Author's School

Graduate School of Arts & Sciences

Author's Department/Program

Economics

Language

English (en)

Date of Award

1-1-2012

Degree Type

Dissertation

Degree Name

Doctor of Philosophy (PhD)

Chair and Committee

John Nachbar

Abstract

The dissertation consists of the three essays about strategic communication games. Strategic communication games are costless sender-receiver games, and address the question of how much information can be credibly transmitted in equilibrium, and what kind of communication environments facilitate information transmission. Ch. 2, “Multidimensional Cheap Talk with Sequential Messages,” considers a multidimensional cheap talk game where there are two senders who share the private information, and send a message to the receiver sequentially. We suggest a notion of extended self-serving belief, and show that there exists a fully revealing equilibrium if and only if the senders have opposing-biased preferences. Ch. 3, “A Characterization of Equilibrium Set of Persuasion Games without Single Crossing Conditions,” considers a persuasion game between one sender and one receiver. The sender is a perfectly informed player, and any private information is completely verifiable. The receiver has binary alternatives.

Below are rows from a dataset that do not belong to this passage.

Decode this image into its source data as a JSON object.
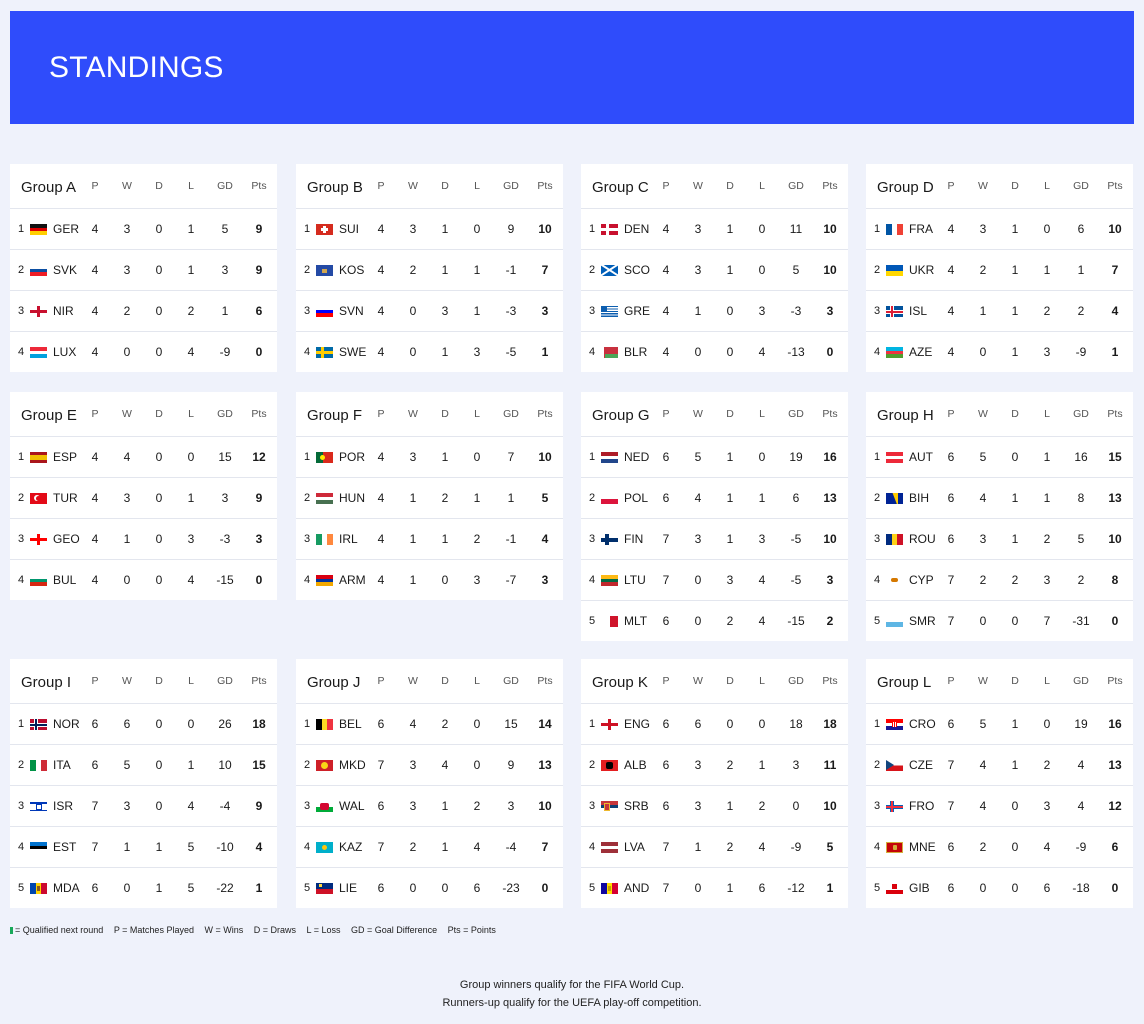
{
  "header": {
    "title": "STANDINGS"
  },
  "columns": [
    "P",
    "W",
    "D",
    "L",
    "GD",
    "Pts"
  ],
  "groups": [
    {
      "name": "Group A",
      "rows": [
        {
          "pos": "1",
          "code": "GER",
          "flag": "de",
          "p": "4",
          "w": "3",
          "d": "0",
          "l": "1",
          "gd": "5",
          "pts": "9"
        },
        {
          "pos": "2",
          "code": "SVK",
          "flag": "sk",
          "p": "4",
          "w": "3",
          "d": "0",
          "l": "1",
          "gd": "3",
          "pts": "9"
        },
        {
          "pos": "3",
          "code": "NIR",
          "flag": "nir",
          "p": "4",
          "w": "2",
          "d": "0",
          "l": "2",
          "gd": "1",
          "pts": "6"
        },
        {
          "pos": "4",
          "code": "LUX",
          "flag": "lu",
          "p": "4",
          "w": "0",
          "d": "0",
          "l": "4",
          "gd": "-9",
          "pts": "0"
        }
      ]
    },
    {
      "name": "Group B",
      "rows": [
        {
          "pos": "1",
          "code": "SUI",
          "flag": "ch",
          "p": "4",
          "w": "3",
          "d": "1",
          "l": "0",
          "gd": "9",
          "pts": "10"
        },
        {
          "pos": "2",
          "code": "KOS",
          "flag": "xk",
          "p": "4",
          "w": "2",
          "d": "1",
          "l": "1",
          "gd": "-1",
          "pts": "7"
        },
        {
          "pos": "3",
          "code": "SVN",
          "flag": "si",
          "p": "4",
          "w": "0",
          "d": "3",
          "l": "1",
          "gd": "-3",
          "pts": "3"
        },
        {
          "pos": "4",
          "code": "SWE",
          "flag": "se",
          "p": "4",
          "w": "0",
          "d": "1",
          "l": "3",
          "gd": "-5",
          "pts": "1"
        }
      ]
    },
    {
      "name": "Group C",
      "rows": [
        {
          "pos": "1",
          "code": "DEN",
          "flag": "dk",
          "p": "4",
          "w": "3",
          "d": "1",
          "l": "0",
          "gd": "11",
          "pts": "10"
        },
        {
          "pos": "2",
          "code": "SCO",
          "flag": "sco",
          "p": "4",
          "w": "3",
          "d": "1",
          "l": "0",
          "gd": "5",
          "pts": "10"
        },
        {
          "pos": "3",
          "code": "GRE",
          "flag": "gr",
          "p": "4",
          "w": "1",
          "d": "0",
          "l": "3",
          "gd": "-3",
          "pts": "3"
        },
        {
          "pos": "4",
          "code": "BLR",
          "flag": "by",
          "p": "4",
          "w": "0",
          "d": "0",
          "l": "4",
          "gd": "-13",
          "pts": "0"
        }
      ]
    },
    {
      "name": "Group D",
      "rows": [
        {
          "pos": "1",
          "code": "FRA",
          "flag": "fr",
          "p": "4",
          "w": "3",
          "d": "1",
          "l": "0",
          "gd": "6",
          "pts": "10"
        },
        {
          "pos": "2",
          "code": "UKR",
          "flag": "ua",
          "p": "4",
          "w": "2",
          "d": "1",
          "l": "1",
          "gd": "1",
          "pts": "7"
        },
        {
          "pos": "3",
          "code": "ISL",
          "flag": "is",
          "p": "4",
          "w": "1",
          "d": "1",
          "l": "2",
          "gd": "2",
          "pts": "4"
        },
        {
          "pos": "4",
          "code": "AZE",
          "flag": "az",
          "p": "4",
          "w": "0",
          "d": "1",
          "l": "3",
          "gd": "-9",
          "pts": "1"
        }
      ]
    },
    {
      "name": "Group E",
      "rows": [
        {
          "pos": "1",
          "code": "ESP",
          "flag": "es",
          "p": "4",
          "w": "4",
          "d": "0",
          "l": "0",
          "gd": "15",
          "pts": "12"
        },
        {
          "pos": "2",
          "code": "TUR",
          "flag": "tr",
          "p": "4",
          "w": "3",
          "d": "0",
          "l": "1",
          "gd": "3",
          "pts": "9"
        },
        {
          "pos": "3",
          "code": "GEO",
          "flag": "ge",
          "p": "4",
          "w": "1",
          "d": "0",
          "l": "3",
          "gd": "-3",
          "pts": "3"
        },
        {
          "pos": "4",
          "code": "BUL",
          "flag": "bg",
          "p": "4",
          "w": "0",
          "d": "0",
          "l": "4",
          "gd": "-15",
          "pts": "0"
        }
      ]
    },
    {
      "name": "Group F",
      "rows": [
        {
          "pos": "1",
          "code": "POR",
          "flag": "pt",
          "p": "4",
          "w": "3",
          "d": "1",
          "l": "0",
          "gd": "7",
          "pts": "10"
        },
        {
          "pos": "2",
          "code": "HUN",
          "flag": "hu",
          "p": "4",
          "w": "1",
          "d": "2",
          "l": "1",
          "gd": "1",
          "pts": "5"
        },
        {
          "pos": "3",
          "code": "IRL",
          "flag": "ie",
          "p": "4",
          "w": "1",
          "d": "1",
          "l": "2",
          "gd": "-1",
          "pts": "4"
        },
        {
          "pos": "4",
          "code": "ARM",
          "flag": "am",
          "p": "4",
          "w": "1",
          "d": "0",
          "l": "3",
          "gd": "-7",
          "pts": "3"
        }
      ]
    },
    {
      "name": "Group G",
      "rows": [
        {
          "pos": "1",
          "code": "NED",
          "flag": "nl",
          "p": "6",
          "w": "5",
          "d": "1",
          "l": "0",
          "gd": "19",
          "pts": "16"
        },
        {
          "pos": "2",
          "code": "POL",
          "flag": "pl",
          "p": "6",
          "w": "4",
          "d": "1",
          "l": "1",
          "gd": "6",
          "pts": "13"
        },
        {
          "pos": "3",
          "code": "FIN",
          "flag": "fi",
          "p": "7",
          "w": "3",
          "d": "1",
          "l": "3",
          "gd": "-5",
          "pts": "10"
        },
        {
          "pos": "4",
          "code": "LTU",
          "flag": "lt",
          "p": "7",
          "w": "0",
          "d": "3",
          "l": "4",
          "gd": "-5",
          "pts": "3"
        },
        {
          "pos": "5",
          "code": "MLT",
          "flag": "mt",
          "p": "6",
          "w": "0",
          "d": "2",
          "l": "4",
          "gd": "-15",
          "pts": "2"
        }
      ]
    },
    {
      "name": "Group H",
      "rows": [
        {
          "pos": "1",
          "code": "AUT",
          "flag": "at",
          "p": "6",
          "w": "5",
          "d": "0",
          "l": "1",
          "gd": "16",
          "pts": "15"
        },
        {
          "pos": "2",
          "code": "BIH",
          "flag": "ba",
          "p": "6",
          "w": "4",
          "d": "1",
          "l": "1",
          "gd": "8",
          "pts": "13"
        },
        {
          "pos": "3",
          "code": "ROU",
          "flag": "ro",
          "p": "6",
          "w": "3",
          "d": "1",
          "l": "2",
          "gd": "5",
          "pts": "10"
        },
        {
          "pos": "4",
          "code": "CYP",
          "flag": "cy",
          "p": "7",
          "w": "2",
          "d": "2",
          "l": "3",
          "gd": "2",
          "pts": "8"
        },
        {
          "pos": "5",
          "code": "SMR",
          "flag": "sm",
          "p": "7",
          "w": "0",
          "d": "0",
          "l": "7",
          "gd": "-31",
          "pts": "0"
        }
      ]
    },
    {
      "name": "Group I",
      "rows": [
        {
          "pos": "1",
          "code": "NOR",
          "flag": "no",
          "p": "6",
          "w": "6",
          "d": "0",
          "l": "0",
          "gd": "26",
          "pts": "18"
        },
        {
          "pos": "2",
          "code": "ITA",
          "flag": "it",
          "p": "6",
          "w": "5",
          "d": "0",
          "l": "1",
          "gd": "10",
          "pts": "15"
        },
        {
          "pos": "3",
          "code": "ISR",
          "flag": "il",
          "p": "7",
          "w": "3",
          "d": "0",
          "l": "4",
          "gd": "-4",
          "pts": "9"
        },
        {
          "pos": "4",
          "code": "EST",
          "flag": "ee",
          "p": "7",
          "w": "1",
          "d": "1",
          "l": "5",
          "gd": "-10",
          "pts": "4"
        },
        {
          "pos": "5",
          "code": "MDA",
          "flag": "md",
          "p": "6",
          "w": "0",
          "d": "1",
          "l": "5",
          "gd": "-22",
          "pts": "1"
        }
      ]
    },
    {
      "name": "Group J",
      "rows": [
        {
          "pos": "1",
          "code": "BEL",
          "flag": "be",
          "p": "6",
          "w": "4",
          "d": "2",
          "l": "0",
          "gd": "15",
          "pts": "14"
        },
        {
          "pos": "2",
          "code": "MKD",
          "flag": "mk",
          "p": "7",
          "w": "3",
          "d": "4",
          "l": "0",
          "gd": "9",
          "pts": "13"
        },
        {
          "pos": "3",
          "code": "WAL",
          "flag": "wal",
          "p": "6",
          "w": "3",
          "d": "1",
          "l": "2",
          "gd": "3",
          "pts": "10"
        },
        {
          "pos": "4",
          "code": "KAZ",
          "flag": "kz",
          "p": "7",
          "w": "2",
          "d": "1",
          "l": "4",
          "gd": "-4",
          "pts": "7"
        },
        {
          "pos": "5",
          "code": "LIE",
          "flag": "li",
          "p": "6",
          "w": "0",
          "d": "0",
          "l": "6",
          "gd": "-23",
          "pts": "0"
        }
      ]
    },
    {
      "name": "Group K",
      "rows": [
        {
          "pos": "1",
          "code": "ENG",
          "flag": "eng",
          "p": "6",
          "w": "6",
          "d": "0",
          "l": "0",
          "gd": "18",
          "pts": "18"
        },
        {
          "pos": "2",
          "code": "ALB",
          "flag": "al",
          "p": "6",
          "w": "3",
          "d": "2",
          "l": "1",
          "gd": "3",
          "pts": "11"
        },
        {
          "pos": "3",
          "code": "SRB",
          "flag": "rs",
          "p": "6",
          "w": "3",
          "d": "1",
          "l": "2",
          "gd": "0",
          "pts": "10"
        },
        {
          "pos": "4",
          "code": "LVA",
          "flag": "lv",
          "p": "7",
          "w": "1",
          "d": "2",
          "l": "4",
          "gd": "-9",
          "pts": "5"
        },
        {
          "pos": "5",
          "code": "AND",
          "flag": "ad",
          "p": "7",
          "w": "0",
          "d": "1",
          "l": "6",
          "gd": "-12",
          "pts": "1"
        }
      ]
    },
    {
      "name": "Group L",
      "rows": [
        {
          "pos": "1",
          "code": "CRO",
          "flag": "hr",
          "p": "6",
          "w": "5",
          "d": "1",
          "l": "0",
          "gd": "19",
          "pts": "16"
        },
        {
          "pos": "2",
          "code": "CZE",
          "flag": "cz",
          "p": "7",
          "w": "4",
          "d": "1",
          "l": "2",
          "gd": "4",
          "pts": "13"
        },
        {
          "pos": "3",
          "code": "FRO",
          "flag": "fo",
          "p": "7",
          "w": "4",
          "d": "0",
          "l": "3",
          "gd": "4",
          "pts": "12"
        },
        {
          "pos": "4",
          "code": "MNE",
          "flag": "me",
          "p": "6",
          "w": "2",
          "d": "0",
          "l": "4",
          "gd": "-9",
          "pts": "6"
        },
        {
          "pos": "5",
          "code": "GIB",
          "flag": "gi",
          "p": "6",
          "w": "0",
          "d": "0",
          "l": "6",
          "gd": "-18",
          "pts": "0"
        }
      ]
    }
  ],
  "legend": {
    "qualified": "= Qualified next round",
    "p": "P = Matches Played",
    "w": "W = Wins",
    "d": "D = Draws",
    "l": "L = Loss",
    "gd": "GD = Goal Difference",
    "pts": "Pts = Points",
    "qualified_color": "#19a95a"
  },
  "footer": {
    "line1": "Group winners qualify for the FIFA World Cup.",
    "line2": "Runners-up qualify for the UEFA play-off competition."
  },
  "colors": {
    "header_bg": "#2f4cfb",
    "page_bg": "#eff2fb"
  }
}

However, because the players' preferences do not satisfy the Giovannoni-Seidmann single crossing condition, full disclosure equilibrium never exists. We characterize the set of equilibria by specifying the receiver's ex ante expected utility. When mass media strategically suppress election-relevant information in order to influence public opinion, how do candidates and voters react to this media manipulation? To answer this question, Ch. 4, “Manipulated News: Electoral Competition and Mass Media,” studies a Downsian voting model including media outlets. The two candidates simultaneously announce policies, but only the media outlets observe them; the voter cannot observe. Then before voting occurs, the media outlets send news about the policies. After reading the news, the voter chooses one of the candidates. In the model with single outlet, equilibrium outcomes are distorted via the distortions in the voter's and the candidates' behaviors. As a result, the median voter theorem could fail.